O emblema pretende funcionar como um escudo jurídico para proteger hospitais e trabalhadores humanitários contra ciberataques, numa altura em que ferramentas de comunicação, plataformas de logística, sistemas de cuidados a doentes e infraestruturas de cloud e centros de dados estão cada vez mais sob ataque.

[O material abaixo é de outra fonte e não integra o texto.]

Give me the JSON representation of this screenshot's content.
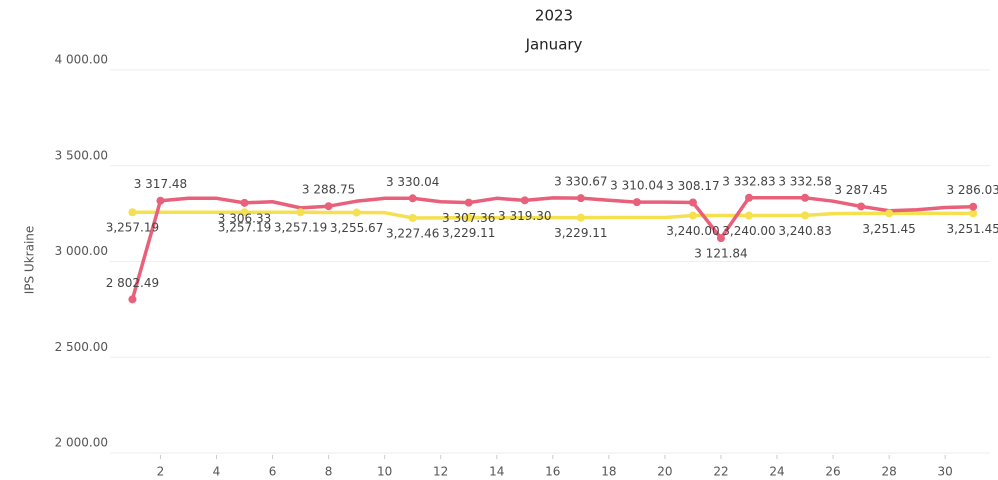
{
  "chart_data": {
    "type": "line",
    "title": "2023",
    "subtitle": "January",
    "y_label": "IPS Ukraine",
    "x": [
      1,
      2,
      3,
      4,
      5,
      6,
      7,
      8,
      9,
      10,
      11,
      12,
      13,
      14,
      15,
      16,
      17,
      18,
      19,
      20,
      21,
      22,
      23,
      24,
      25,
      26,
      27,
      28,
      29,
      30,
      31
    ],
    "xlim": [
      0.2,
      31.6
    ],
    "xticks": [
      2,
      4,
      6,
      8,
      10,
      12,
      14,
      16,
      18,
      20,
      22,
      24,
      26,
      28,
      30
    ],
    "ylim": [
      2000,
      4000
    ],
    "yticks": [
      {
        "value": 2000,
        "label": "2 000.00"
      },
      {
        "value": 2500,
        "label": "2 500.00"
      },
      {
        "value": 3000,
        "label": "3 000.00"
      },
      {
        "value": 3500,
        "label": "3 500.00"
      },
      {
        "value": 4000,
        "label": "4 000.00"
      }
    ],
    "grid": true,
    "series": [
      {
        "color": "#e8607a",
        "values": [
          2802.49,
          3317.48,
          3330,
          3330,
          3306.33,
          3312,
          3280,
          3288.75,
          3315,
          3330,
          3330.04,
          3312,
          3307.36,
          3330,
          3319.3,
          3332,
          3330.67,
          3320,
          3310.04,
          3310,
          3308.17,
          3121.84,
          3332.83,
          3333,
          3332.58,
          3315,
          3287.45,
          3265,
          3270,
          3282,
          3286.03
        ],
        "value_labels": [
          "2 802.49",
          "3 317.48",
          null,
          null,
          "3 306.33",
          null,
          null,
          "3 288.75",
          null,
          null,
          "3 330.04",
          null,
          "3 307.36",
          null,
          "3 319.30",
          null,
          "3 330.67",
          null,
          "3 310.04",
          null,
          "3 308.17",
          "3 121.84",
          "3 332.83",
          null,
          "3 332.58",
          null,
          "3 287.45",
          null,
          null,
          null,
          "3 286.03"
        ]
      },
      {
        "color": "#f5e04f",
        "values": [
          3257.19,
          3257.19,
          3257.19,
          3257.19,
          3257.19,
          3257.19,
          3257.19,
          3256,
          3255.67,
          3255,
          3227.46,
          3228,
          3229.11,
          3229.11,
          3229.11,
          3229.11,
          3229.11,
          3229.5,
          3229.5,
          3230,
          3240.0,
          3240,
          3240.0,
          3240,
          3240.83,
          3250,
          3251,
          3251.45,
          3251,
          3251,
          3251.45
        ],
        "value_labels": [
          "3,257.19",
          null,
          null,
          null,
          "3,257.19",
          null,
          "3,257.19",
          null,
          "3,255.67",
          null,
          "3,227.46",
          null,
          "3,229.11",
          null,
          null,
          null,
          "3,229.11",
          null,
          null,
          null,
          "3,240.00",
          null,
          "3,240.00",
          null,
          "3,240.83",
          null,
          null,
          "3,251.45",
          null,
          null,
          "3,251.45"
        ]
      }
    ]
  }
}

A Microsoft apela aos governos para que apoiem o emblema nas políticas públicas, às organizações humanitárias e médicas para que contribuam para moldar a sua implementação face à realidade operacional, e às restantes empresas tecnológicas para que o integrem nas ferramentas e nos fluxos de trabalho que os defensores já utilizam.

Ser um bom vizinho

Perante a crescente contestação pública à pegada ambiental e económica da infraestrutura de IA, Crampton salientou que a Microsoft está a convergir para uma abordagem “community-first”, centrada na comunidade.

“Queremos ser bons vizinhos. Queremos ser bons membros da comunidade quando construímos esta infraestrutura e, por isso, temos vindo a tomar medidas, à frente de muitas outras empresas, para oferecer um conjunto de compromissos centrados na comunidade”, afirmou.

Em vez de exigir os tradicionais benefícios fiscais para construir grandes centros de dados, a Microsoft está a trabalhar ativamente para alargar as bases tributárias locais e financiar serviços públicos como escolas e infraestruturas.

Crampton adiantou ainda que a empresa está a gerir de forma rigorosa o consumo de recursos, para impedir que as suas exigências de computação elevem as tarifas de eletricidade das famílias locais ou esgotem reservas de água na região, recorrendo a tecnologia avançada como sistemas de arrefecimento em circuito fechado.

Europa: o que está a fazer bem?

No caso da Europa, destacou os esforços do Gabinete Europeu da IA para se ligar a homólogos no estrangeiro, incluindo os institutos de segurança e avaliação da IA nos Estados Unidos, no Reino Unido e no Canadá.

Esse tipo de coordenação transfronteiriça, sublinhou, é essencial, tendo em conta a rapidez com que evolui a ciência da avaliação e teste da IA.

Apelou ainda à humildade dos reguladores em todo o lado, lembrando que regras redigidas há alguns anos com base na melhor informação disponível podem ter de ser ajustadas à medida que a tecnologia e a compreensão dos riscos evoluem.

Reduzir o desfasamento entre o que a sociedade espera, o estado da tecnologia e o nível da regulamentação deve ser, disse, uma prioridade comum.

“Considero que esse tipo de ligação internacional, na qual vejo o Gabinete da IA a investir de forma consistente, é realmente importante, porque, à medida que a ciência de teste e avaliação amadurece rapidamente, ter esse sinal internacional e estar preparado para aperfeiçoar abordagens à luz de novas informações e de novas técnicas é fundamental”, afirmou.

Defendeu também flexibilidade por parte dos reguladores, sublinhando que regras elaboradas há alguns anos com base na melhor informação disponível podem ter de ser adaptadas à medida que a tecnologia e a perceção dos seus riscos se altera.

“Precisamos que os regimes de regulação acompanhem essa mudança e se adaptem, reduzindo idealmente o desfasamento que por vezes vemos entre aquilo que a sociedade espera dos reguladores, o nível em que a tecnologia se encontra e o ponto em que está a regulamentação”, concluiu.